Seven of the titles are from the Russian Library at Columbia University Press.
The most recent addition to the complete review is my review of Zalman Shneour's 1909 novel, A Death: Notes of a Suicide, a translation from the Yiddish recently out from Wakefield Press.
In The Wire Apoorvanand reports that In Assam, Much Ado Over a Poet Exercising His Right to Use a Metaphor, as: 'Poet Nilim Kumar's readers are now baying for his blood because he dared to use three sacred icons of Assamese spirit and imagination: Siu-Ka-Pha, Gadapani and Kamalakunwari, in a poem'.
Australian author Elizabeth Harrower has passed away; only a very brief mention in the Sydney Morning Herald (and a paywalled obituary at The Australian) so far, but there should be more coverage, at least in/from Australia, soon -- Harrower was a major writer, whose work was relatively recently revived when, after an almost fifty-year silence, In Certain Circles was published in 2014 (though she did write it much earlier); see also the Text author page.
(Updated - 13 July): See now Jason Steger in The Age, Acclaimed novelist Elizabeth Harrower dies aged 92.
(I have The Watch Tower but embarrassingly haven't gotten to it yet; I just ordered a copy of In Certain Circles .....)
Translator Margaret Sayers Peden has passed away; see, for example, the family obituary in The Missourian.
Several of her translations are under review at the complete review, including Ernesto Sábato's The Tunnel, Fernando de Rojas' Celestina, and Juan Rulfo's Pedro Páramo.
And see also her Q & A with James Hoggard at the Center for Translation Studies.
The average Sinologist (nobody here at Paper Republic, though) might consider Chinese literature to have come to an end in 1949, but the idea that Western literature ended in 1964 is even more widespread in China.
Interesting, too, the conclusion that:
I've said before that the best way to understand contemporary Chinese novels is through European 19th century literary realism.
The books are too long and too overstuffed with peripheral characters because everyone internalized the lessons of Thomas Hardy and Tolstoy or their descendants.
I think it's going to be a while before that's not true.

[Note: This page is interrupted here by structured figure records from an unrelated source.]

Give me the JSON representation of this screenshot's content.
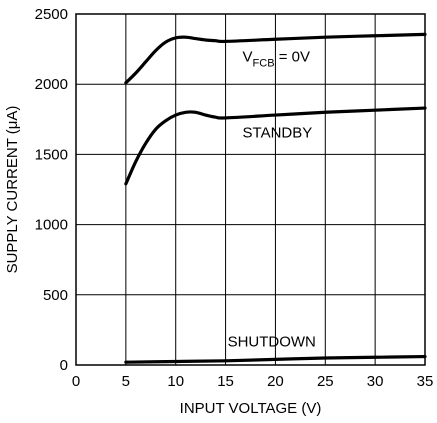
{
  "chart_data": {
    "type": "line",
    "xlabel": "INPUT VOLTAGE (V)",
    "ylabel": "SUPPLY CURRENT (μA)",
    "xlim": [
      0,
      35
    ],
    "ylim": [
      0,
      2500
    ],
    "xticks": [
      0,
      5,
      10,
      15,
      20,
      25,
      30,
      35
    ],
    "yticks": [
      0,
      500,
      1000,
      1500,
      2000,
      2500
    ],
    "grid": true,
    "series": [
      {
        "name": "V_FCB = 0V",
        "label_main": "V",
        "label_sub": "FCB",
        "label_rest": " = 0V",
        "x": [
          5,
          6,
          7,
          8,
          9,
          10,
          11,
          12,
          13,
          14,
          15,
          20,
          25,
          30,
          35
        ],
        "y": [
          2010,
          2080,
          2160,
          2240,
          2300,
          2330,
          2335,
          2325,
          2315,
          2310,
          2305,
          2320,
          2335,
          2345,
          2355
        ]
      },
      {
        "name": "STANDBY",
        "x": [
          5,
          6,
          7,
          8,
          9,
          10,
          11,
          12,
          13,
          14,
          15,
          20,
          25,
          30,
          35
        ],
        "y": [
          1290,
          1450,
          1580,
          1680,
          1740,
          1780,
          1800,
          1800,
          1780,
          1765,
          1760,
          1780,
          1800,
          1815,
          1830
        ]
      },
      {
        "name": "SHUTDOWN",
        "x": [
          5,
          10,
          15,
          20,
          25,
          30,
          35
        ],
        "y": [
          20,
          25,
          30,
          40,
          50,
          55,
          60
        ]
      }
    ]
  }
}
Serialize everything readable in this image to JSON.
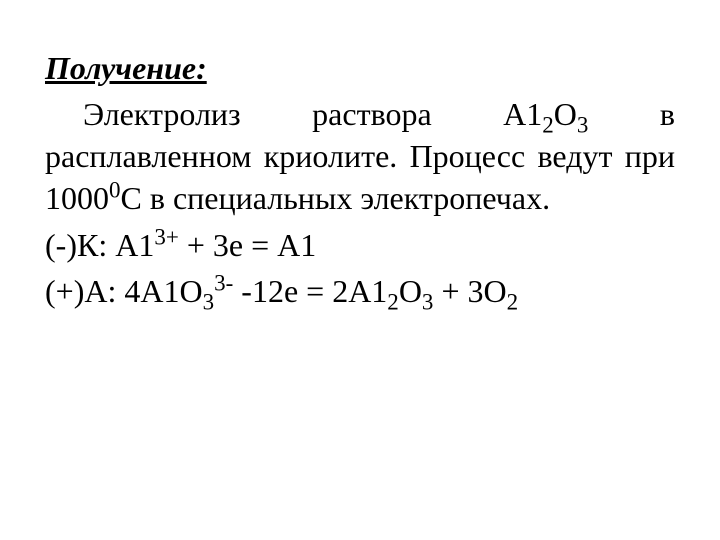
{
  "document": {
    "heading": "Получение:",
    "paragraph_parts": {
      "p1": "Электролиз раствора А1",
      "p2": "О",
      "p3": " в расплавленном криолите. Процесс ведут при 1000",
      "p4": "С в специальных электропечах."
    },
    "subscripts": {
      "two": "2",
      "three": "3"
    },
    "superscripts": {
      "zero": "0",
      "three_plus": "3+",
      "three_minus": "3-"
    },
    "cathode": {
      "prefix": "(-)К: А1",
      "suffix": " + 3е = А1"
    },
    "anode": {
      "prefix": "(+)А: 4А1О",
      "sub1": "3",
      "mid": " -12е = 2А1",
      "sub2": "2",
      "o_part": "О",
      "sub3": "3",
      "plus": " + 3О",
      "sub4": "2"
    },
    "colors": {
      "background": "#ffffff",
      "text": "#000000"
    },
    "typography": {
      "font_family": "Times New Roman",
      "heading_fontsize": 32,
      "body_fontsize": 32,
      "heading_weight": "bold",
      "heading_style": "italic underline"
    }
  }
}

The most recent addition to the complete review is my review of Adrien Goetz's Villa of Delirium, recently out from New Vessel Press -- based on the impressive real-life Villa Kérylos.
In Transitions John K. Cox has: 'An interview with Jurij Koch, an eminent writer among the Slavic-speaking community in eastern Germany', in The Sage of Sorbia.
Surprisingly, none of Koch's work has been translated into English -- though the piece does state that his The Cherry Tree is forthcoming from The Digital Press at the University of North Dakota (though there's no information about it available at their site yet).
Cox also recently reviewed a volume of Koch's memoirs, Windrad auf dem Dach, at World Literature Today.
As Jim Milliot reports at Publishers Weekly, Print Units Post Surprising Increase in First Half of 2020.
Yes, as reported by BookScan: "print unit sales saw a 2.8% increase in the first half of 2020, over the comparable period in 2019" in the US.
Okay, some segments did not do so well:
Print unit sales of adult nonfiction fell 3.4% in the first half of 2020, as a 42% plunge in travel titles paired with double-digit declines in the business/economics, health/fitness/medicine/sports, computers, and religion subcategories
Still, good to see some good news in the publishing/bookselling industry.